Claro, hace dos años, de modo fortuito, estuve por primera vez en Europa y entendí cuan periféricos somos los ecuatorianos. Visité España y específicamente La Mancha. Al estar ahí me pareció que era parte de un escenario fantasmal. Ahora entiendo que solo desde un lugar como ese, que te produce un sentimiento de abandono y desolación profundo pudo Miguel de Cervantes erigir al Quijote. Allí vivió el vacío extremo, la periferia total.
¿Puede pensar en algo negativo de habitar las periferias?
Pienso en la carencia extrema de lo que extrañas y en la pobreza de nuestra infraestructura cultural. También pienso en el complejo de museos, galerías y editoriales que no tenemos, de los lugares para mirar cine o espectar teatro que nos faltan. Eso creo que nos empobrece como sociedad.

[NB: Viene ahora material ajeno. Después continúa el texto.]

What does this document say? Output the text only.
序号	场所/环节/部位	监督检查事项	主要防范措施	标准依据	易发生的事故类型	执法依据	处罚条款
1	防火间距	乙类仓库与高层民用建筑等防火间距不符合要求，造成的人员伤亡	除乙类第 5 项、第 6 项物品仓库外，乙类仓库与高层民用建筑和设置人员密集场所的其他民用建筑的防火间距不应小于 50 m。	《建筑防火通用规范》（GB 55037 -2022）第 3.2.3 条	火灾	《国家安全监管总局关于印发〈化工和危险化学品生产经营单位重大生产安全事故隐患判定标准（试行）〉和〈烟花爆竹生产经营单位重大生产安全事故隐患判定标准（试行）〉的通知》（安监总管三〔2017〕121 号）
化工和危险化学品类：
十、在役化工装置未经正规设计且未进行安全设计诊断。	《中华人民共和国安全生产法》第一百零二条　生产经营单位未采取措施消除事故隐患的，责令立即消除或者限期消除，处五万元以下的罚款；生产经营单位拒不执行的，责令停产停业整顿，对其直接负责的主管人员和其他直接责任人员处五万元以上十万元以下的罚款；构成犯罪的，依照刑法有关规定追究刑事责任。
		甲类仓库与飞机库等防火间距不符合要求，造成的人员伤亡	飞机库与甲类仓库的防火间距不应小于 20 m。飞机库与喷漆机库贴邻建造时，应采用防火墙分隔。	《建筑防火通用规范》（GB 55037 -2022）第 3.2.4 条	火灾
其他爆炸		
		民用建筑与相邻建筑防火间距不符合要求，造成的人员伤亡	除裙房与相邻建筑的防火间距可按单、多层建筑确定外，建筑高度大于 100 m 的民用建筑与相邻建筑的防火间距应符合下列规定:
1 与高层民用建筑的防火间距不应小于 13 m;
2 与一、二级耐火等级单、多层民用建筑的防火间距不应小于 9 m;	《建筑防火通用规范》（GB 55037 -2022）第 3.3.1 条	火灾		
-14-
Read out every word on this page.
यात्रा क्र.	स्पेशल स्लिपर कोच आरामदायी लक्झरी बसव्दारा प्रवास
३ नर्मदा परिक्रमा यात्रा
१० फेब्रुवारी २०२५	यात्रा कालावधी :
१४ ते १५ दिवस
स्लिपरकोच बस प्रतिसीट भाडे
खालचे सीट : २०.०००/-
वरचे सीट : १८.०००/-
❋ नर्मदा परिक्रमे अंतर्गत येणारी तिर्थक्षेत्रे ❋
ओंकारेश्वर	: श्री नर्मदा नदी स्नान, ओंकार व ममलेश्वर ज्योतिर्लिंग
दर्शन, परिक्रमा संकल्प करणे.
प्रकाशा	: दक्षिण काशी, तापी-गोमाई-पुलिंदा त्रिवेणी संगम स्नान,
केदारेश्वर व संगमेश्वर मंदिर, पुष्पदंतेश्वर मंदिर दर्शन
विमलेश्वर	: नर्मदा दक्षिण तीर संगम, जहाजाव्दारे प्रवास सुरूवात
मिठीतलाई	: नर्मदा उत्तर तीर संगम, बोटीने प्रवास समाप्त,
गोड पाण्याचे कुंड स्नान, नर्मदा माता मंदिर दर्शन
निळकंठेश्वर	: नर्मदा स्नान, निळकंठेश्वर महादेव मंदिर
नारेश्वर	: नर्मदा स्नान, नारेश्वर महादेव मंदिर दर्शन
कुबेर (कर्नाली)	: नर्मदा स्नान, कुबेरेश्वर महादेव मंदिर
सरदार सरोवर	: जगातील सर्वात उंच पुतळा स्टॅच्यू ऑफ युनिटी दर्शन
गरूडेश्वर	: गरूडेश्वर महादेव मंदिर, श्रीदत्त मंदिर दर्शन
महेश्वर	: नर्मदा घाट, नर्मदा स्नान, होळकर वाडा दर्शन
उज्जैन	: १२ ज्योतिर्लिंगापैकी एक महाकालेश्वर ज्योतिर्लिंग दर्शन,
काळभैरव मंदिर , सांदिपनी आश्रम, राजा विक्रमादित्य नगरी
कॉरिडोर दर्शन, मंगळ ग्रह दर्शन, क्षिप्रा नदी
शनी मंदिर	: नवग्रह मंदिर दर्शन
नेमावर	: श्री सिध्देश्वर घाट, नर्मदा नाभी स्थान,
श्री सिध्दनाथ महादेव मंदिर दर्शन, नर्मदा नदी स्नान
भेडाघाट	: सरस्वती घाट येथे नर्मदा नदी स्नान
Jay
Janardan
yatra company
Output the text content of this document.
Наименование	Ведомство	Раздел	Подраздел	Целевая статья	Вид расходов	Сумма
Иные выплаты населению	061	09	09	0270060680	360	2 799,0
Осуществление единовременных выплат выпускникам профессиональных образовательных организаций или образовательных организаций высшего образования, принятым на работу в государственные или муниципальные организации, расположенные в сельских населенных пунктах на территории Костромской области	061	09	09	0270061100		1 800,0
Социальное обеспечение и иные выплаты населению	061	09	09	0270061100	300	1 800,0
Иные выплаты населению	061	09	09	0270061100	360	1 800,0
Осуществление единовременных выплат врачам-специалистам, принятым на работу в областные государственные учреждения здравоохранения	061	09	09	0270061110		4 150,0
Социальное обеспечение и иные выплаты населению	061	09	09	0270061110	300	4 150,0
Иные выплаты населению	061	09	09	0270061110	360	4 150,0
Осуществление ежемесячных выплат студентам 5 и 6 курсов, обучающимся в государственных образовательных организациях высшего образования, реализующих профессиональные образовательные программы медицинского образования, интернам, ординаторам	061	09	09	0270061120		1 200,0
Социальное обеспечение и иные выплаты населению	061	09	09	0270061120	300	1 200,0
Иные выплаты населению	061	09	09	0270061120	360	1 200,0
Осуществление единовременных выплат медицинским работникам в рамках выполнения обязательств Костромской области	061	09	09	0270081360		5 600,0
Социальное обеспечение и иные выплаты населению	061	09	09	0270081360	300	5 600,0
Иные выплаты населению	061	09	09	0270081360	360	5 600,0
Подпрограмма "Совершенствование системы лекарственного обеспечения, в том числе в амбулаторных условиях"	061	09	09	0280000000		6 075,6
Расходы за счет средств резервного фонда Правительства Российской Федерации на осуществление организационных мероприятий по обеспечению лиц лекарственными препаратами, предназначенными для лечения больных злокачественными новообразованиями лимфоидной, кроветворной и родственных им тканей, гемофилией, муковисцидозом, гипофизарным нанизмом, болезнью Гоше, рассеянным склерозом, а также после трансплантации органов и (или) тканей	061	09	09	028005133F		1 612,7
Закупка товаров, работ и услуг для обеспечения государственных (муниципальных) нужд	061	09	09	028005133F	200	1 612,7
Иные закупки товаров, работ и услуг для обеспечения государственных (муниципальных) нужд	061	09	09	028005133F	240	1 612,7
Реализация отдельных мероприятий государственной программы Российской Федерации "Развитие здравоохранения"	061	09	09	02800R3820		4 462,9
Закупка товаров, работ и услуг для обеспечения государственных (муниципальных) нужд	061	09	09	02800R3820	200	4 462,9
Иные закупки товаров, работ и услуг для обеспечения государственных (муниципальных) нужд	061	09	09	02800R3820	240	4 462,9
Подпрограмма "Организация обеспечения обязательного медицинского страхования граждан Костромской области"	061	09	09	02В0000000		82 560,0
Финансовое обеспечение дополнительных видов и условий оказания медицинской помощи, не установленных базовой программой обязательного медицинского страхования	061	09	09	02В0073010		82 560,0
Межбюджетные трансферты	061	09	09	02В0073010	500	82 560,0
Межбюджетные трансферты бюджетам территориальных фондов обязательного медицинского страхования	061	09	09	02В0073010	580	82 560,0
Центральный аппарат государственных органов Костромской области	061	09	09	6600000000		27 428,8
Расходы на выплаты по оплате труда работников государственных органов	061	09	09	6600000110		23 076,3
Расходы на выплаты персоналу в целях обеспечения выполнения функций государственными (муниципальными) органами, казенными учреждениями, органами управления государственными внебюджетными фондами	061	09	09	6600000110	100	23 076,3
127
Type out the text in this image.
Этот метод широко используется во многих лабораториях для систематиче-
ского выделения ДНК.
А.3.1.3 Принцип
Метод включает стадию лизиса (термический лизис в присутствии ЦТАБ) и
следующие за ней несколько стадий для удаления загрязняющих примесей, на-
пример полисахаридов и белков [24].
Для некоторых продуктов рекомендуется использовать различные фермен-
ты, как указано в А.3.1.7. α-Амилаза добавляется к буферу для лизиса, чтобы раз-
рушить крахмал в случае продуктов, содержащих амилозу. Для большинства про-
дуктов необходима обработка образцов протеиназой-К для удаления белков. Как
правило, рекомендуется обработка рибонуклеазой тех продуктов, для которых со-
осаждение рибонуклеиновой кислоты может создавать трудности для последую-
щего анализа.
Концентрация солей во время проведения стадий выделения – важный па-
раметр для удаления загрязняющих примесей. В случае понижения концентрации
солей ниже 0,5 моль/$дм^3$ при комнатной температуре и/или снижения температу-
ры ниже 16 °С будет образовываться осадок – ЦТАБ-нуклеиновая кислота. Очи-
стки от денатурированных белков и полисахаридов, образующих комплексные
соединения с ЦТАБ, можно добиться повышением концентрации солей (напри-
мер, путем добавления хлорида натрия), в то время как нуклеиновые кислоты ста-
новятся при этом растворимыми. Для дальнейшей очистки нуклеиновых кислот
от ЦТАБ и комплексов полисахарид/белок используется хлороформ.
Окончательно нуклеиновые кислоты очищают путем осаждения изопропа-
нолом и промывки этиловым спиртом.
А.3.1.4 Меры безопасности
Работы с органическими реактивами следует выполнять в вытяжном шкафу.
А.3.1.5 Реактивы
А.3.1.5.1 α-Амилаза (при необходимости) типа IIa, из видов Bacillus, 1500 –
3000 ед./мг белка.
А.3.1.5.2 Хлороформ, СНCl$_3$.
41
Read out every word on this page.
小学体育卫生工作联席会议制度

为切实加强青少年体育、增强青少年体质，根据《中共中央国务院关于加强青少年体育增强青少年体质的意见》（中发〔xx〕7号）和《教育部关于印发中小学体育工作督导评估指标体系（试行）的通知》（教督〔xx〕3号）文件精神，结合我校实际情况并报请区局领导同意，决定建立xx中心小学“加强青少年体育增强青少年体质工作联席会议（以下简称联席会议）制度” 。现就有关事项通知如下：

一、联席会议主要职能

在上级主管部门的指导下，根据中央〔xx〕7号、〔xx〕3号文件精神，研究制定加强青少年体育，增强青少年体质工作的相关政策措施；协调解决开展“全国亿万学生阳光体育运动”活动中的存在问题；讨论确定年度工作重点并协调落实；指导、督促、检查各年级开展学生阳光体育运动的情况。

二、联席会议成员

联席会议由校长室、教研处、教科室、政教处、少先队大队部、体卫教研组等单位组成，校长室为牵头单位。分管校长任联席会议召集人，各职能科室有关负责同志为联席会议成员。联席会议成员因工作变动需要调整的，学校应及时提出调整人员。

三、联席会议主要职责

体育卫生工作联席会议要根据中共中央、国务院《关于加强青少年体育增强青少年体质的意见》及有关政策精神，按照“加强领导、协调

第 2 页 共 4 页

No tener mayores alternativas para desarrollar y ejercer de derecho de vivir y gozar el arte, creo que es algo negativo de las periferias.
¿Qué se puede generar desde la periferia que no se pueda producir desde el centro?
Lo interesante de este debate es que en las periferias la gente sabe que tiene que desarrollar mecanismos y estrategias de supervivencia. Cuenca, en ese sentido, es ejemplar. Sabe de su condición de suburbio y de estar en el extrarradio, por eso las instituciones y, a veces las empresas, han tratado de compensar ese déficit histórico generando eventos grandes. Están la Bienal, los encuentros de literatura, los festivales de cine, de poesía y de teatro. Proyectos que han sido, sobre todo, un esfuerzo de la ciudad de reajustar esas carencias, de ese deseo por estar al día. A veces creemos que somos la ‘Atenas del Ecuador’ y del mundo, pero en el fondo somos conscientes que nuestra situación es periférica.
¿Existe una periferia literaria?
Creo que sí. Sin embargo, los países periféricos tienen eventualmente una presencia en el escenario mundial. Hoy le está pasando eso a la literatura ecuatoriana, con las escritoras guayaquileñas o con autores como Javier Vásconez o Leonardo Valencia. Por otro lado están Eliécer Cárdenas o Jorge Velasco Mackenzie. Ellos tienen quién los lea pero no quién los venda y quién los escriba. Es una pena que esas literaturas, involuntariamente marginales, se queden al margen.
¿El arte que se hace en Ecuador sigue en la periferia en relación con la escena mundial?
Creo que han existido avances. Hay nombres específicos que han conquistado espacios importantes. Está Estefanía Peñafiel en París, Óscar Santillán, que es un trotamundos, Manuela Ribadeneira en Londres, o Tomás Ochoa en Colombia. Si miras, es sintomático que todos ellos residan fuera. Acá todo es muy frágil y movedizo, porque no hemos logrado crear una política cultural a largo plazo. Uno de los pocos artistas, no el único, que actúa desde la periferia y que ha logrado conseguir una proyección internacional es Pablo Cardoso.